Head coach Kevin McHale has done a great job allowing Brooks to play to his strengths when on the court. He has always been a strong shooter from three, and that trend has continued this season. He's currently converting on 45.8 percent of his shots from deep, and McHale's ability to get him open looks on offense has been beneficial to all parties.

While Lin isn't a terrible shooter from long range, Brooks is the far superior option. Having perimeter shooters is important for the Rockets offense, as James Harden and Dwight Howard command far too many double-teams to not complement them with shooters on the outside.

When Harden is doubled on drives to the basket, he often dishes out into the corner and finds an open shooter. Chandler Parsons has been the primary guy to knock down a three from that spot, but Brooks is making his case for the most reliable shooter on the team.

Brooks also provides an energy that's nearly unmatched by his counterparts. Beverley is known as an energy guy who plays quality, aggressive defense, but Brooks doesn't have an "off" switch in terms of hustle and can run up and down the floor as many times as you ask him to.

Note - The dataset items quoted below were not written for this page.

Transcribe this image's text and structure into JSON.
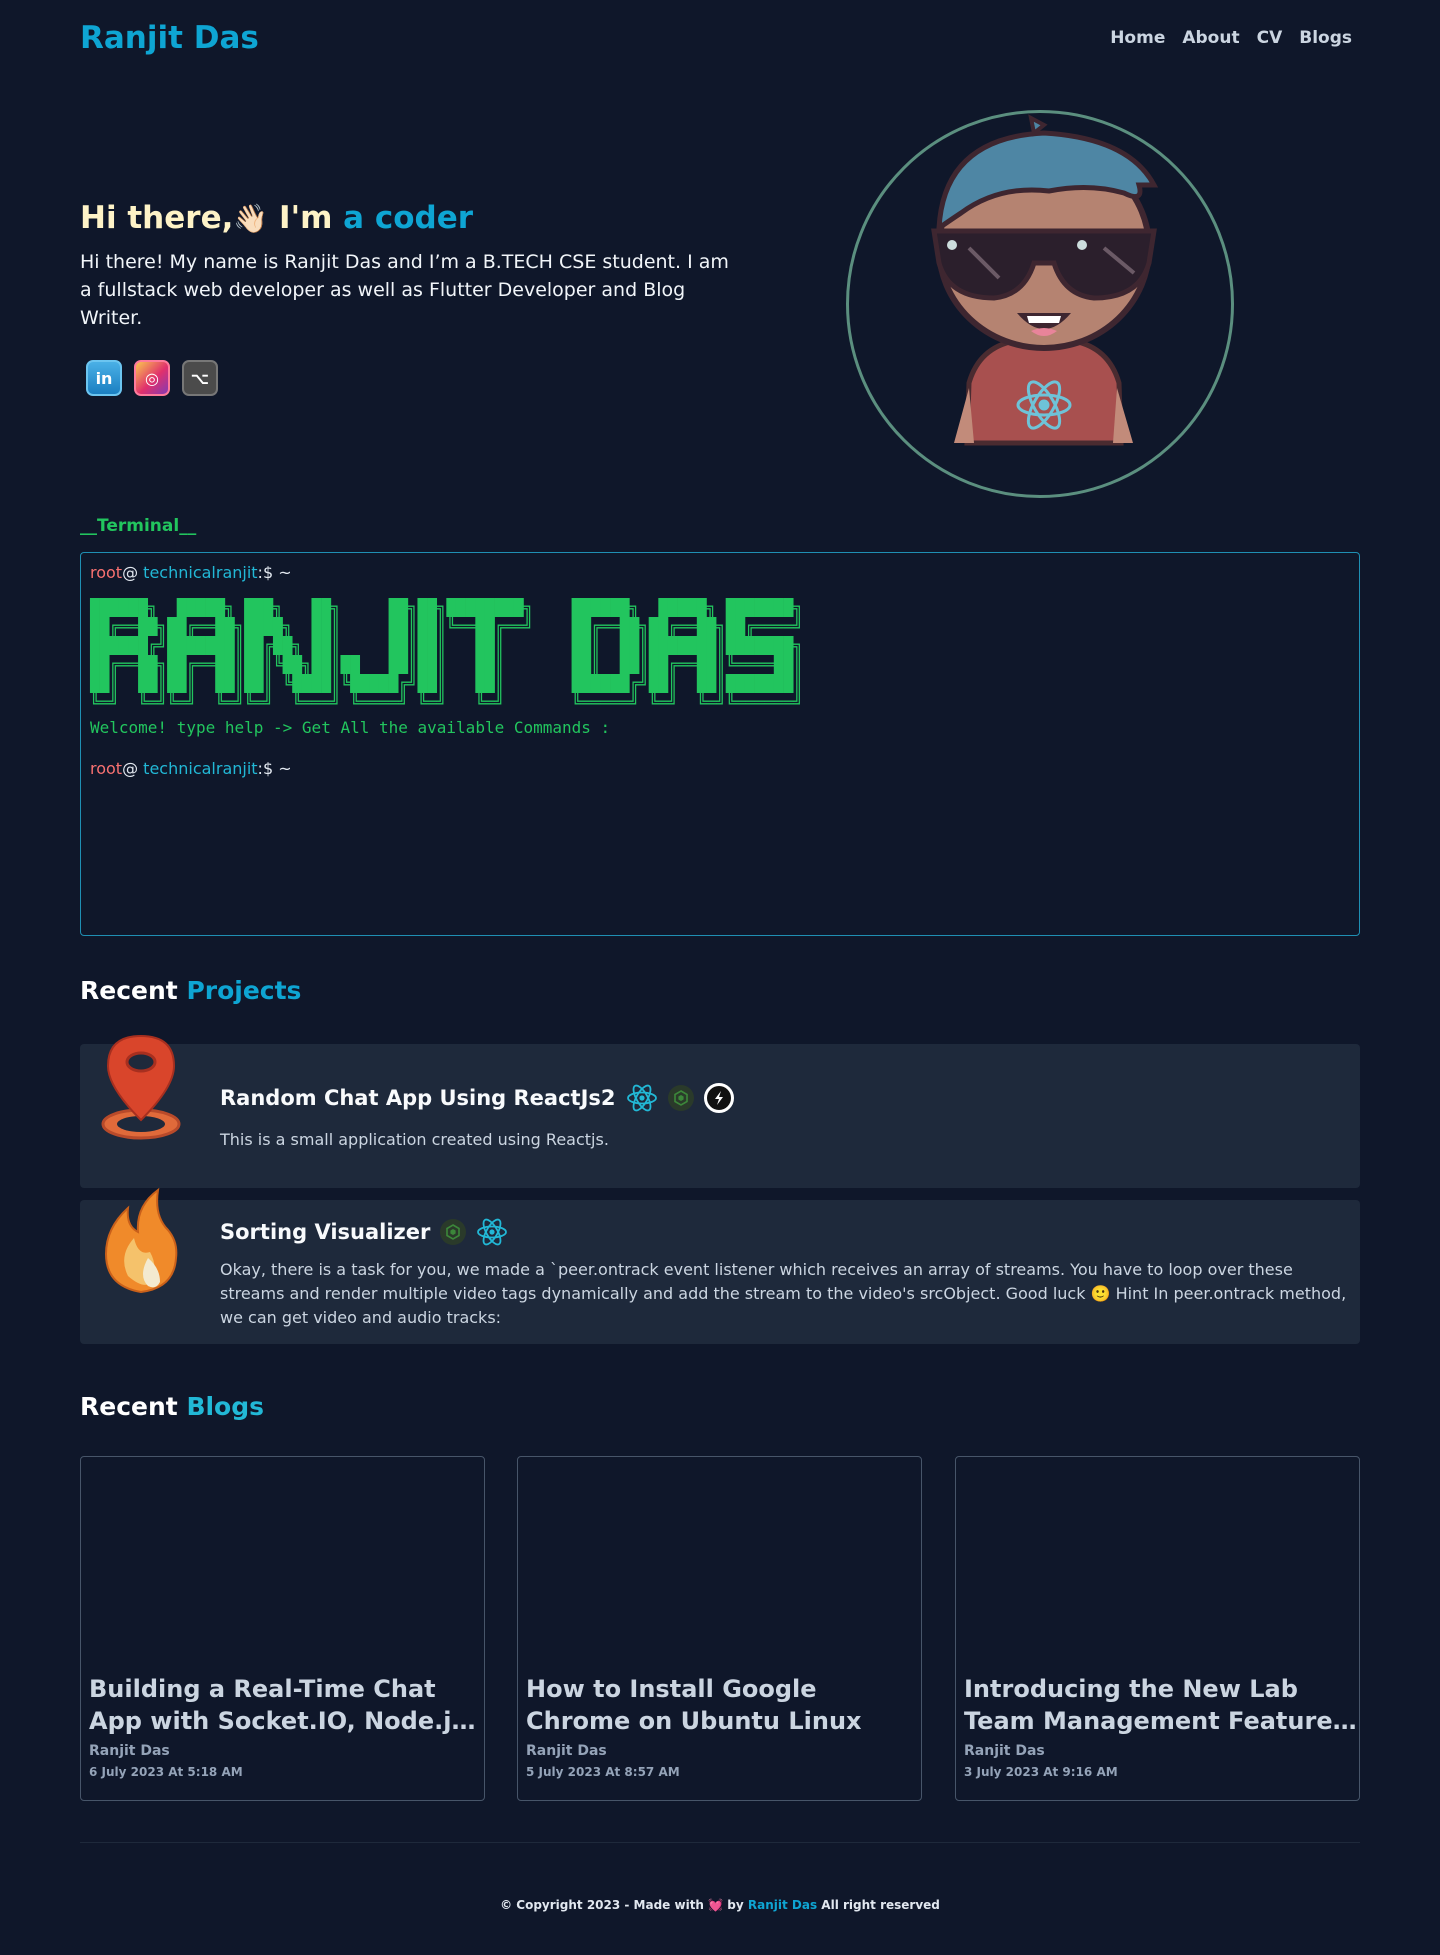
{
  "header": {
    "brand": "Ranjit Das",
    "nav": [
      "Home",
      "About",
      "CV",
      "Blogs"
    ]
  },
  "hero": {
    "greeting": "Hi there,",
    "wave": "👋🏻",
    "im": " I'm ",
    "role": "a coder",
    "bio": "Hi there! My name is Ranjit Das and I’m a B.TECH CSE student. I am a fullstack web developer as well as Flutter Developer and Blog Writer.",
    "socials": [
      {
        "icon": "linkedin-icon",
        "text": "in"
      },
      {
        "icon": "instagram-icon",
        "text": "◎"
      },
      {
        "icon": "github-icon",
        "text": "⌥"
      }
    ]
  },
  "terminal": {
    "label": "__Terminal__",
    "user": "root",
    "at": "@ ",
    "host": "technicalranjit",
    "suffix": ":$ ~",
    "ascii": "██████╗  █████╗ ███╗   ██╗     ██╗██╗████████╗    ██████╗  █████╗ ███████╗\n██╔══██╗██╔══██╗████╗  ██║     ██║██║╚══██╔══╝    ██╔══██╗██╔══██╗██╔════╝\n██████╔╝███████║██╔██╗ ██║     ██║██║   ██║       ██║  ██║███████║███████╗\n██╔══██╗██╔══██║██║╚██╗██║██   ██║██║   ██║       ██║  ██║██╔══██║╚════██║\n██║  ██║██║  ██║██║ ╚████║╚█████╔╝██║   ██║       ██████╔╝██║  ██║███████║\n╚═╝  ╚═╝╚═╝  ╚═╝╚═╝  ╚═══╝ ╚════╝ ╚═╝   ╚═╝       ╚═════╝ ╚═╝  ╚═╝╚══════╝",
    "welcome": "Welcome! type help -> Get All the available Commands :"
  },
  "projects": {
    "title_plain": "Recent ",
    "title_accent": "Projects",
    "items": [
      {
        "title": "Random Chat App Using ReactJs2",
        "desc": "This is a small application created using Reactjs.",
        "icon": "location-pin-icon",
        "tech": [
          "react-icon",
          "nodejs-icon",
          "nextjs-icon"
        ]
      },
      {
        "title": "Sorting Visualizer",
        "desc": "Okay, there is a task for you, we made a `peer.ontrack event listener which receives an array of streams. You have to loop over these streams and render multiple video tags dynamically and add the stream to the video's srcObject. Good luck 🙂 Hint In peer.ontrack method, we can get video and audio tracks:",
        "icon": "fire-icon",
        "tech": [
          "nodejs-icon",
          "react-icon"
        ]
      }
    ]
  },
  "blogs": {
    "title_plain": "Recent ",
    "title_accent": "Blogs",
    "items": [
      {
        "title": "Building a Real-Time Chat App with Socket.IO, Node.js, and React",
        "author": "Ranjit Das",
        "date": "6 July 2023 At 5:18 AM"
      },
      {
        "title": "How to Install Google Chrome on Ubuntu Linux",
        "author": "Ranjit Das",
        "date": "5 July 2023 At 8:57 AM"
      },
      {
        "title": "Introducing the New Lab Team Management Feature in Our App",
        "author": "Ranjit Das",
        "date": "3 July 2023 At 9:16 AM"
      }
    ]
  },
  "footer": {
    "pre": "© Copyright 2023 - Made with ",
    "heart": "💓",
    "by": " by ",
    "name": "Ranjit Das",
    "post": " All right reserved"
  },
  "colors": {
    "background": "#0f172a",
    "accent": "#0ea5d3",
    "terminal_green": "#22c55e",
    "card": "#1e293b"
  }
}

Lin, who is a bit more lax as a player, tires a bit more quickly—not to say he's lazy. Using Beverley and then going straight to Brooks makes McHale's lineups and rotations much faster on the floor, which carries very well into their transition game.

After Omri Casspi, it's easy to argue that Brooks has been the most valuable bench player for the Rockets in the early going. He has consistently taken advantage of defenses and provided a spark to Houston that others haven't provided.

That actually makes him a decent trade chip, and general manager Daryl Morey could consider a deal when Lin and Beverley are both 100 percent healthy. Brooks could bring back a draft pick and might be able to bring in a power forward if packaged with Omer Asik.

Trading him may not be smart given Lin's and Beverley's propensity for injury, but it would hard to fault Morey if he could get something of value in return for his No. 3 point guard.

To call Brooks the saving grace for Houston this season would be a bit much, but Brooks has played exceptionally well during the opportunities he has been given. Re-signing him might easily turn into the value move of the offseason by Morey.